Les banques centrales tempèrent les attentes
Les commentaires de la successeure de Mario Draghi à la tête de la Banque centrale européenne (BCE), Christine Lagarde, résonnaient encore sur les marchés hier. De plus en plus d'observateurs se posent des questions sur la nécessité de nouvelles mesures de stimulation (dans la zone euro). Dans la torpeur estivale, les marchés obligataires s'étaient peut-être un peu trop emballés et ils font aujourd'hui un pas en arrière. On pourrait parler d'un rééquilibrage des positionnements dans l'attente de la réunion de politique de la BCE la semaine prochaine. Lagarde n'était pas la seule (future) responsable de banque centrale à travailler cette semaine. Les autorités monétaires se sont également réunies en Australie (RBA), en Suède (Riksbank) et au Canada (BoC). Fait notable: toutes ont tempéré les attentes de marché (trop?) élevées quant à l'imminence d'un assouplissement et/ou un report de la normalisation de politique. Impression d'une action coordonnée.
La Riksbank suédoise a laissé son taux directeur inchangé à -0,25%. Au cours de ces dernières années, les Suédois ont sans le moindre scrupule suivi la BCE à la trace et se sont, comme elle, lancés dans l'aventure des taux négatifs. Si l'on en juge par les statistiques économiques du pays, cette stratégie a sans aucun doute surtout été guidée par la volonté de maintenir la monnaie (relativement) faible. Quoi qu'il en soit, la Riksbank a décidé à la fin de l'année passée de relever pour la première fois son taux directeur à -0,25%. Dans un passé pas si lointain, ils auraient suivi le virage opéré par les autres banques centrales en 2019 aveuglément. Mais les temps ont changé. La Riksbank est toujours déterminée à en finir avec les taux négatifs et entend procéder à un nouveau resserrement vers la fin de l'année. La robuste économie suédoise va certes être légèrement freinée par le ralentissement mondial, mais le moteur continue néanmoins de tourner (1,5% de croissance en 2019 et 2020). L'inflation reste proche de l'objectif de 2%. La Riksbank ne serait toutefois pas la Riksbank si elle n'avait pas ajouté que le rythme de normalisation de la politique pourrait légèrement ralentir à partir de 2020. La couronne suédoise a gagné du terrain après la réunion. De 10,77, le cours EUR/SEK s'est replié en direction de 10,66. La zone de résistance tournant autour de 10,85, qui était sous pression ces dernières semaines, s'est donc un peu raffermie. Une bande étroite entre 10,50 et 10,85 s'ouvre.
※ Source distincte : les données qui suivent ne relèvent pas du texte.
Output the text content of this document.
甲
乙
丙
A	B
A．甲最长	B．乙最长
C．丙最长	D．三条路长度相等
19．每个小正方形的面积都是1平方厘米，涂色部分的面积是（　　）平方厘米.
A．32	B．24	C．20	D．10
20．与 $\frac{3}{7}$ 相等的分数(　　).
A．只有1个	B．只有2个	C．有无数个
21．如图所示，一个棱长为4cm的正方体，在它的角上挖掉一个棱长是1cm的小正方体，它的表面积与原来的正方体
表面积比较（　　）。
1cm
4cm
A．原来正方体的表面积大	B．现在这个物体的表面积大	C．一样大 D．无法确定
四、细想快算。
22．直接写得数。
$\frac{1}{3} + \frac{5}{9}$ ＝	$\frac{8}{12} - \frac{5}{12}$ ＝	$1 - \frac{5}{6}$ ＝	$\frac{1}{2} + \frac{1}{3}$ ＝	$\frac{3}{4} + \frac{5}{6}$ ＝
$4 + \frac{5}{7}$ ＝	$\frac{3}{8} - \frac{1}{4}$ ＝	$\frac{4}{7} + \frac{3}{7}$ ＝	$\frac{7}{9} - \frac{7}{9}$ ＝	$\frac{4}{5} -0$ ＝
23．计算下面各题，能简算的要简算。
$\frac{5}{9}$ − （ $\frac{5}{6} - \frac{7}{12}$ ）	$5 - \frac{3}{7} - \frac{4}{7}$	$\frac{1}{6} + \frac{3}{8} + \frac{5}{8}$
La BoC a décidé de prolonger la pause dans son processus de normalisation. Le taux directeur est maintenu à 1,75%. L'inflation tourne aussi autour de l'objectif de 2% au Canada et la croissance a même dépassé les prévisions au deuxième trimestre. Les risques, qui sont clairement énoncés dans le premier paragraphe de la déclaration de politique, pèsent du côté d'un affaiblissement de la croissance (conflit commercial entre les États-Unis et la Chine, pression sur les cours des matières premières, taux historiquement bas), mais la banque ne prévoit toujours aucune baisse de taux. Elle va donc aussi à l'encontre de ce qu'attendait le marché. À l'instar de ce qui a longtemps prévalu pour la Riksbank et la BCE, la politique de la BoC est aussi corrélée à celle de la Fed américaine. Malgré l'assouplissement effectué aux États-Unis en juillet et l'intervention attendue en septembre, la BoC a donc décidé de ne pas bouger pour le moment. Le dollar canadien a gagné du terrain. Le cours USD/CAD a quitté sa zone de résistance juste en dessous de 1,34, en direction de 1,32. Au cours des prochaines semaines, la paire USD/CAD devrait probablement évoluer au sein d'une fourchette située entre 1,30 et 1,34. Le marché évalue la probabilité d'une intervention (baisse de taux) à la prochaine réunion (30 octobre) à 25%, contre 65% en début de semaine. La probabilité d'un assouplissement en fin d'année est quant à elle estimée à 55%.